大嶽丸や酒呑童子と並ぶ、和国における三大妖怪の一体だ。
椿が眉をひそめて言うように、和国民の怖れの象徴でもある。稲姫と同じ種族で妖狐だ。“白面金毛九尾”とも呼ばれており、妖狐の中でも特級の危険度を誇る。
その名を聞いた和国民達の中には、玉藻の前の名を聞いただけで身震いするものさえいた。
「悪かった」
「稲姫ちゃん。稲姫ちゃんもお姫様なの?」
雰囲気の悪くなった場を取り繕うように、イワナガヒメが稲姫に近づき、そう尋ねる。
見た目は同い年くらいの少女だし、同じ『姫』を名に持つことで、どこか親近感がわいているのかもしれない。稲姫も、イワナガヒメのことは怖がらなかった。
「わっちの名は、主様がつけてくれたでありんすよ」
「主様?」
「ああ。稲姫は俺のことをそう呼ぶんだよ」
イワナガヒメは納得したようにうなずくと、嬉しそうに稲姫に右手を差し出した。
「稲姫ちゃん。よろしくね?」
「よ、よろしく……」
稲姫はおずおずとイワナガヒメの手を取り握手をかわした。なんとも微笑ましい光景だった。玉藻の前の名が出されたことではりつめていた場も、少し緊張がとけたようだ。

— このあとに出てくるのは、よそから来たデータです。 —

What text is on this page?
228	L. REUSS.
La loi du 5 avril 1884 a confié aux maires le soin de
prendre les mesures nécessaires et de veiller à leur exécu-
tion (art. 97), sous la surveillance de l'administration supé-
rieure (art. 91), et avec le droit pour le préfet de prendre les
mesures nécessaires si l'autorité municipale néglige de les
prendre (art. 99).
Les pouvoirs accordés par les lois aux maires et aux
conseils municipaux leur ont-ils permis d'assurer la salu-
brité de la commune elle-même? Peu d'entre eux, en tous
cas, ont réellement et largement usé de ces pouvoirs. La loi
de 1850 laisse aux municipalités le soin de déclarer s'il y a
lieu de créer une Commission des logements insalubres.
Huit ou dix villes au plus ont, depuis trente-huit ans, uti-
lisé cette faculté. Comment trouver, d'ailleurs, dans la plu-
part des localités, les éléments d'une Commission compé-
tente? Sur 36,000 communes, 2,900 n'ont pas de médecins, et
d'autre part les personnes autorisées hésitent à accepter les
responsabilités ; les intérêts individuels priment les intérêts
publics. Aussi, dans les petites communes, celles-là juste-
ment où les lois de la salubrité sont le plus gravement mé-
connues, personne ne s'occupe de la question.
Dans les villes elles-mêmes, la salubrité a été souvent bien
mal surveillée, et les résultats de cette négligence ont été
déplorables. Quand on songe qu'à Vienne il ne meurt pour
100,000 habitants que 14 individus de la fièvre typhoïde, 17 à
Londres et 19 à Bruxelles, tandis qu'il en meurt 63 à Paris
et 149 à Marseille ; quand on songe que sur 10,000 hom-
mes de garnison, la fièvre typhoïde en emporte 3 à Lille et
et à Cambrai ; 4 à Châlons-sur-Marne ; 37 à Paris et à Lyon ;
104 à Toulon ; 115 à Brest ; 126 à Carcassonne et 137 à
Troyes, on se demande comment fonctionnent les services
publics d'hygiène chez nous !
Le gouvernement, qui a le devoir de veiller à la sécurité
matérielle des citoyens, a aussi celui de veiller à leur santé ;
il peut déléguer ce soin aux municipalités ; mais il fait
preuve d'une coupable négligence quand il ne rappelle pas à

「なら次は、わらわの番じゃな。“青鷺”族の青姫じゃ!!」
「また姫か?」
今度は青姫が前に出て名乗る。椿からツッコミが入った。
「青姫さんも神楽様が名付けられたのですか?」
「いや、わらわは青鷺族の姫じゃ。まわりからは青姫と呼ばれておる。父様、母様からもらった名も別にあるのじゃがな」
「そうだったでありんすか!?」
「? 言ってなかったっけ?」
イワナガヒメの問いに青姫が答えると、初めて知った稲姫が驚きから声を上げる。
「言ってなかったでありんすよ!!」
「しかし、問題なかろう?」
「何か都合が悪いのか?」
「べ、別に問題はないでありんすが……」
どことなく不満そうな稲姫。唇がとがっている。首をかしげながらも、神楽は次に、蛟に順番を回す。
「蛟」
「ああ」
蛟が前に出た。すると、蛟の放つ強大な存在感を感じとってか、再び場に緊張が走るのだった。